ST. PAUL, Minn. (AP) — A Minnesota police officer was acquitted of manslaughter Friday in the fatal shooting of a black motorist who had informed the officer seconds earlier that he was carrying a gun.
Jeronimo Yanez was also cleared of two lesser charges in the July traffic stop in a St. Paul suburb. Yanez testified that Philando Castile was pulling his gun out of his pocket despite his commands not to do so. The defense also argued Castile was high on marijuana and said that affected his actions.
Castile had a permit for the weapon. Prosecutors questioned whether Yanez ever saw the gun. They argued that the officer overreacted and that Castile was not a threat.
The case garnered immediate attention because Castile’s girlfriend, Diamond Reynolds, streamed the aftermath live on Facebook.
Yanez, who is Latino, was charged with second-degree manslaughter, punishable by up to 10 years in prison, though sentencing guidelines suggest around four years is more likely. He also faced two lesser counts of endangering Reynolds and her daughter for firing his gun into the car near them.
The jury got the case Monday, after just five days of testimony, evidence and arguments. The 12-member jury included two blacks.
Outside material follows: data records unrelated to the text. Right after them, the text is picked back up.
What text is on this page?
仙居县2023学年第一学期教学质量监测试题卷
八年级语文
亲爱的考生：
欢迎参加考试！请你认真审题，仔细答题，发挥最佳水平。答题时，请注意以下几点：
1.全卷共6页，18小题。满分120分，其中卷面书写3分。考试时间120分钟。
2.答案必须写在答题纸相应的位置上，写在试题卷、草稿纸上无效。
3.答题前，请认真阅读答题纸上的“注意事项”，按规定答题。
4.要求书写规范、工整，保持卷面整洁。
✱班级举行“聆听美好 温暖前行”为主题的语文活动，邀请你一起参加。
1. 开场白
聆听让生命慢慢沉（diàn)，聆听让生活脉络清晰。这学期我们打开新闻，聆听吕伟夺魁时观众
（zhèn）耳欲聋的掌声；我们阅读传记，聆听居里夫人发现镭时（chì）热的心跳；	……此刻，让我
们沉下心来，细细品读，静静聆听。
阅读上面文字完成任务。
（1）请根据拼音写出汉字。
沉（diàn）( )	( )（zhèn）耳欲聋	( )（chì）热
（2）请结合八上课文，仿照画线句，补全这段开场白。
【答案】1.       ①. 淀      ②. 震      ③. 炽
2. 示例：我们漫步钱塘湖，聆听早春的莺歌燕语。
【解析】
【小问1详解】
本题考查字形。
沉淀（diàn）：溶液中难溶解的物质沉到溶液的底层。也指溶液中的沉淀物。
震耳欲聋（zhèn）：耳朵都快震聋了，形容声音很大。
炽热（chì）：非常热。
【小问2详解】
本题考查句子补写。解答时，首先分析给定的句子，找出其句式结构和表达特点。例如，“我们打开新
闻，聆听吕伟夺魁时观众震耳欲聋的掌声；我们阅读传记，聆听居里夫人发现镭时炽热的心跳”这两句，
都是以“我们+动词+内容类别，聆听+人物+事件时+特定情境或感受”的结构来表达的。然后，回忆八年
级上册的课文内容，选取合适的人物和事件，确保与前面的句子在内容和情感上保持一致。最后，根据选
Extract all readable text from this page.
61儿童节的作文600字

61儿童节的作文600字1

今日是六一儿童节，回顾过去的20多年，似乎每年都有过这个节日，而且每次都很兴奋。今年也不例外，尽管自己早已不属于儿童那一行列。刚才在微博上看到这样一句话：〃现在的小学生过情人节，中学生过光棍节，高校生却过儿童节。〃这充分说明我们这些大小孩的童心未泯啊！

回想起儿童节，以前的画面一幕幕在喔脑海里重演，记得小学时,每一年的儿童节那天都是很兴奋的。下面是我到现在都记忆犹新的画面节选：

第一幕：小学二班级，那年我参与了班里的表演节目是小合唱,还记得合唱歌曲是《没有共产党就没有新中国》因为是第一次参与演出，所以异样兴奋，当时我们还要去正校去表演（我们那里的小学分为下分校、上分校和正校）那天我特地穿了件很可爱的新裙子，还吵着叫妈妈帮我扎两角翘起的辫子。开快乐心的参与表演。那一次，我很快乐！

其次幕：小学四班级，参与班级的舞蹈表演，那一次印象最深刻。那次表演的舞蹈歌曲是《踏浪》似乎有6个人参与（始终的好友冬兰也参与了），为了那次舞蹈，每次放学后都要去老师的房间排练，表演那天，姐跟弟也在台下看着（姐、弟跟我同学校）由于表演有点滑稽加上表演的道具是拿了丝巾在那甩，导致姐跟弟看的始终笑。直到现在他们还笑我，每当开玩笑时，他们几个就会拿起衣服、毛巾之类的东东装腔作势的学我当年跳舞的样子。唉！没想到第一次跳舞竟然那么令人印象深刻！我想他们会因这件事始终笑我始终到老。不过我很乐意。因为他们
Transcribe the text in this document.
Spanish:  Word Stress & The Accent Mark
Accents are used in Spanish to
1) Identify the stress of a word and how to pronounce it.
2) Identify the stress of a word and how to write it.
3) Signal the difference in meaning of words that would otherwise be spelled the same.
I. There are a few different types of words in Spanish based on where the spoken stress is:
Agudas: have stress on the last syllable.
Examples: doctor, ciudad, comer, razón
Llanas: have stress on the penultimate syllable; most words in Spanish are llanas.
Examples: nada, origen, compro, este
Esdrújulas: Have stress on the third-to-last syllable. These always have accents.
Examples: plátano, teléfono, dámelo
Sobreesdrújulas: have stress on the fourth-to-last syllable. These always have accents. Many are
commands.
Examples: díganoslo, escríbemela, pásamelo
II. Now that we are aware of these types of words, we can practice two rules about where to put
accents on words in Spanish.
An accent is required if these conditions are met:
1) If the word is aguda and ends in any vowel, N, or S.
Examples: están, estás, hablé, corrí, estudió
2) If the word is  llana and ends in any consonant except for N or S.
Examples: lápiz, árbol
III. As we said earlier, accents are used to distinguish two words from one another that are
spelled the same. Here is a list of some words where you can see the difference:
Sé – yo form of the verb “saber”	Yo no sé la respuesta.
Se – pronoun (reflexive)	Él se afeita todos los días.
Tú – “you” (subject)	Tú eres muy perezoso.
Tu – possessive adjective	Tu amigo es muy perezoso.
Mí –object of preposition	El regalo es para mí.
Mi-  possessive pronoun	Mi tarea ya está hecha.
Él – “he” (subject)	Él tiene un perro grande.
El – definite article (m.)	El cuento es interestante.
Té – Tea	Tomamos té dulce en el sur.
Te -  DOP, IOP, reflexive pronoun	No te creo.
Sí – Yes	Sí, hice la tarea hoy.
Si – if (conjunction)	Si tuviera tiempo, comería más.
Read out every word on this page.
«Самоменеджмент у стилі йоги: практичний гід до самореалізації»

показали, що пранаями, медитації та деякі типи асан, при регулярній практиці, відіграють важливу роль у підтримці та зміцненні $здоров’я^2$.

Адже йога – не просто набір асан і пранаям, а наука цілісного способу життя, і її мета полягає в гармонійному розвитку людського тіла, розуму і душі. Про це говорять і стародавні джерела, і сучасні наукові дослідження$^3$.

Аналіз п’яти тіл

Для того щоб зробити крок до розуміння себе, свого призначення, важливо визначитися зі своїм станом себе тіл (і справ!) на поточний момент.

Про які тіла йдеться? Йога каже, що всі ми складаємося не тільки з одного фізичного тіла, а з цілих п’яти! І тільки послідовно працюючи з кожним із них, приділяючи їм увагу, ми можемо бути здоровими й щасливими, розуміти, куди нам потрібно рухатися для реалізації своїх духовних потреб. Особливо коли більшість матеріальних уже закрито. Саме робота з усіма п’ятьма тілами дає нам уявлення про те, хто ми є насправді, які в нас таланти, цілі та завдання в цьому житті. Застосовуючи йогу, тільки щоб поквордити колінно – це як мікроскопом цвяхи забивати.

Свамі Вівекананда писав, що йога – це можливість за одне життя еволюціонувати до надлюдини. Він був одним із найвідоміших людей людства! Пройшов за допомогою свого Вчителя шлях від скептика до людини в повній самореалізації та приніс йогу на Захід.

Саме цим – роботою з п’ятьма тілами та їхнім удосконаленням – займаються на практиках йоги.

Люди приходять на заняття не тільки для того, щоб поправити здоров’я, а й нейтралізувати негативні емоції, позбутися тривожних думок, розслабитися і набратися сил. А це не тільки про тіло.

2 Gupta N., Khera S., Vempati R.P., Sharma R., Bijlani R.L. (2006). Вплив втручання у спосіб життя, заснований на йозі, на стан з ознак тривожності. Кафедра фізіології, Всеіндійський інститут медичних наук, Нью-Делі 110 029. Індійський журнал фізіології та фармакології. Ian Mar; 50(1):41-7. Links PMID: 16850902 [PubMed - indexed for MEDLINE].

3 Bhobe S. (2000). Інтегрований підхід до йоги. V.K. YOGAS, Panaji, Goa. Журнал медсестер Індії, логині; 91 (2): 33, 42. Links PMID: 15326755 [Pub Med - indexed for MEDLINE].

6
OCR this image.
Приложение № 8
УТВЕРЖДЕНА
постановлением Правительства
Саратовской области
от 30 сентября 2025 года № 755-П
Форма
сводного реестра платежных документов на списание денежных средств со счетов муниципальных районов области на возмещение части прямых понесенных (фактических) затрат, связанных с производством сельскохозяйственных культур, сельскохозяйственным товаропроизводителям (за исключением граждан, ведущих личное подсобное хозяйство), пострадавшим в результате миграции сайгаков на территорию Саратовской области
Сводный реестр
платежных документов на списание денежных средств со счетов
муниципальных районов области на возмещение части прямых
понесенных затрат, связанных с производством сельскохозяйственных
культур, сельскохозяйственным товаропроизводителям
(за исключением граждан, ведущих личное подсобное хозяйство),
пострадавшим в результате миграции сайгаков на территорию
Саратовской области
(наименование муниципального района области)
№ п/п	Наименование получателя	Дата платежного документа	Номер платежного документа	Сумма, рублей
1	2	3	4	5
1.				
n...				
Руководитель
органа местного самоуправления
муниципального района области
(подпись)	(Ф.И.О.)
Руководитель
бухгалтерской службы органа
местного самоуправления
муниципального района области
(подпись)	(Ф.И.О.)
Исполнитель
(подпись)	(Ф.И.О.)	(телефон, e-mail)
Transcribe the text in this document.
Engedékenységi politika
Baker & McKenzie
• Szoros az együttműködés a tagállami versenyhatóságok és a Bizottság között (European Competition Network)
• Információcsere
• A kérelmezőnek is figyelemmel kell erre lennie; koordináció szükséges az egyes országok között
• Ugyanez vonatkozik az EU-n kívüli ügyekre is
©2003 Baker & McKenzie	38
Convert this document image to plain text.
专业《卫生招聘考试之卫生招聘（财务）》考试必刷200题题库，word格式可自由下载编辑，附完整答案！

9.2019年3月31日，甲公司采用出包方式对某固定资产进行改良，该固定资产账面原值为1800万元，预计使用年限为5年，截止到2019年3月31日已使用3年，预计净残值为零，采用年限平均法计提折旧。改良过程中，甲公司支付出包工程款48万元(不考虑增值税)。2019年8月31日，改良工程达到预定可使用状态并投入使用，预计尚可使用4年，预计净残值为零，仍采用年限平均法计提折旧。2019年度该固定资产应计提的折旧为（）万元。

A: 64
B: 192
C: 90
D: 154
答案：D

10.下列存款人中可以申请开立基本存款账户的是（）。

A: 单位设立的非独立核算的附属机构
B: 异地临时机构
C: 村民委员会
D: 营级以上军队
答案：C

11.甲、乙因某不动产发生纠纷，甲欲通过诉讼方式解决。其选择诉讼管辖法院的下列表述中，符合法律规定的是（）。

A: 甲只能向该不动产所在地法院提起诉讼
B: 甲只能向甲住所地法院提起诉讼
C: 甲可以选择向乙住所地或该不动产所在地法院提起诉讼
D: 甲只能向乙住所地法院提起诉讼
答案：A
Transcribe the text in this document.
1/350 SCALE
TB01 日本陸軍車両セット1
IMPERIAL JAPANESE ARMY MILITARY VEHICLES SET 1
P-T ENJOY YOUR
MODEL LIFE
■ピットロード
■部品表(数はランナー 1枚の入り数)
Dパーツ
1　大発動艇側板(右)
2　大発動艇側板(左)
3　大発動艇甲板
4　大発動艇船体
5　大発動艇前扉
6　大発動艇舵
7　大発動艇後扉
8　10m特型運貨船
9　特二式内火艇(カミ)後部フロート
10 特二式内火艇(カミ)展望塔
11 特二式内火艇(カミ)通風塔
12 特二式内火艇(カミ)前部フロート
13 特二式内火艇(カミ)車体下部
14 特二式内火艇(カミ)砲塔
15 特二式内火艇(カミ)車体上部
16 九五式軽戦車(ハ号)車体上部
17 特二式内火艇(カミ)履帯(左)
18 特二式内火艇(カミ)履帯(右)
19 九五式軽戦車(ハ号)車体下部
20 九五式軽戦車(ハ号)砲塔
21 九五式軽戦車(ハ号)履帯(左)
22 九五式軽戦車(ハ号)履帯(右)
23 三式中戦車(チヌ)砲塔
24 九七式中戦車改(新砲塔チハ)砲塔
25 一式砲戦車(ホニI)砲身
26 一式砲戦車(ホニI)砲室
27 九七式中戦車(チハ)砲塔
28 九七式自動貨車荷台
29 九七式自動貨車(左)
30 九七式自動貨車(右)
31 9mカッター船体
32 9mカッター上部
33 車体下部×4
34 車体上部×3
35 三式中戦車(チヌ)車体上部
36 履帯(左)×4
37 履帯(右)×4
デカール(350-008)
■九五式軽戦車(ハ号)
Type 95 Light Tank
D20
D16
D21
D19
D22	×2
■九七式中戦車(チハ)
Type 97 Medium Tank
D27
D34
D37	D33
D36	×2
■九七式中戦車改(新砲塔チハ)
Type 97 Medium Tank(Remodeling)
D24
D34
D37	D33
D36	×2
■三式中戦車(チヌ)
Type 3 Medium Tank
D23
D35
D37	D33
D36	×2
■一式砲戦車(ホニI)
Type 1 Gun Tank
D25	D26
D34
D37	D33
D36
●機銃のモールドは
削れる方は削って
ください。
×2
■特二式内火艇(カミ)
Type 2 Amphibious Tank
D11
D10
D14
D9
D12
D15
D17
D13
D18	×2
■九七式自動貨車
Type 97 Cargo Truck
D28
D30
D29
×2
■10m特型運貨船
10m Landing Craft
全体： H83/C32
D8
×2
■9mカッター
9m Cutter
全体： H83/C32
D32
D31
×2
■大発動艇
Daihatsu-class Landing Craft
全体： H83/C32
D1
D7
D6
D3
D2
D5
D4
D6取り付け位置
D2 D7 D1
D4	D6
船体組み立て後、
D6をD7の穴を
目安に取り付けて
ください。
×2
The rest were white. None was Latino.
Castile’s shooting was among a string of killings of blacks by police around the U.S., and the livestreaming of its aftermath attracted even more attention. The public outcry included protests in Minnesota that shut down highways and surrounded the governor’s mansion. Castile’s family claimed he was profiled because of his race, and the shooting renewed concerns about how police officers interact with minorities. Minnesota Democratic Gov. Mark Dayton also weighed in, saying he did not think the shooting would have happened if Castile had been white.
Yanez testified that he stopped Castile in the St. Paul suburb of Falcon Heights because he thought the 32-year-old elementary school cafeteria worker looked like one of two men who had robbed a nearby convenience store a few days earlier. Castile’s car had a faulty brake light, giving the 29-year-old officer a legally sufficient pretext for pulling him over, several experts testified.
Squad-car video played repeatedly for the jury shows a wide view of the traffic stop and the shooting, with the camera pointed toward Castile’s car. While it captures what was said between the two men and shows Yanez firing into the vehicle, it does not show what happened inside the car or what Yanez might have seen.
The video shows the situation escalated quickly, with Yanez shooting Castile just seconds after Castile volunteered, “Sir, I have to tell you, I do have a firearm on me.” Five of the officer’s seven shots struck Castile. Witnesses testified that the gun was in a pocket of Castile’s shorts when paramedics removed him from his vehicle.
Prosecutors called several witnesses to try to show that Yanez never saw the gun and acted recklessly and unreasonably. But defense attorneys called their own witnesses to back up Yanez’s claim that he saw Castile pulling the gun and that Yanez was right to shoot.
After shooting Castile, Yanez is heard on the squad-car video telling a supervisor variously that he didn’t know where Castile’s gun was, then that he told Castile to get his hand off it. Yanez testified, “What I meant by that was I didn’t know where the gun was up until I saw it in his right thigh area.”
He said he clearly saw a gun and that Castile ignored his commands to stop pulling it out of his pocket. His voice choked with emotion as he talked of being “scared to death” and thinking of his wife and baby daughter in the split-second before he fired.
Prosecutors argued that Yanez could have taken lesser steps, such as asking to see Castile’s hands or asking where the gun was. After Castile told the officer he had the gun, Yanez told Castile, “OK, don’t reach for it then,” and, “Don’t pull it out.”
On the squad-car video, Castile can be heard saying, “I’m not pulling it out,” as Yanez opened fire. Prosecutors said Castile’s last words were, “I wasn’t reaching for it.”
Reynolds testified that she began recording the shooting’s aftermath because she feared for her life and wanted to make sure the truth was known. Defense attorneys pointed to inconsistencies in several of her statements.
Defense attorneys also argued that Castile was high on marijuana and said that affected his behavior. But a prosecution expert testified there’s no way to tell when Castile last smoked marijuana or whether he was high.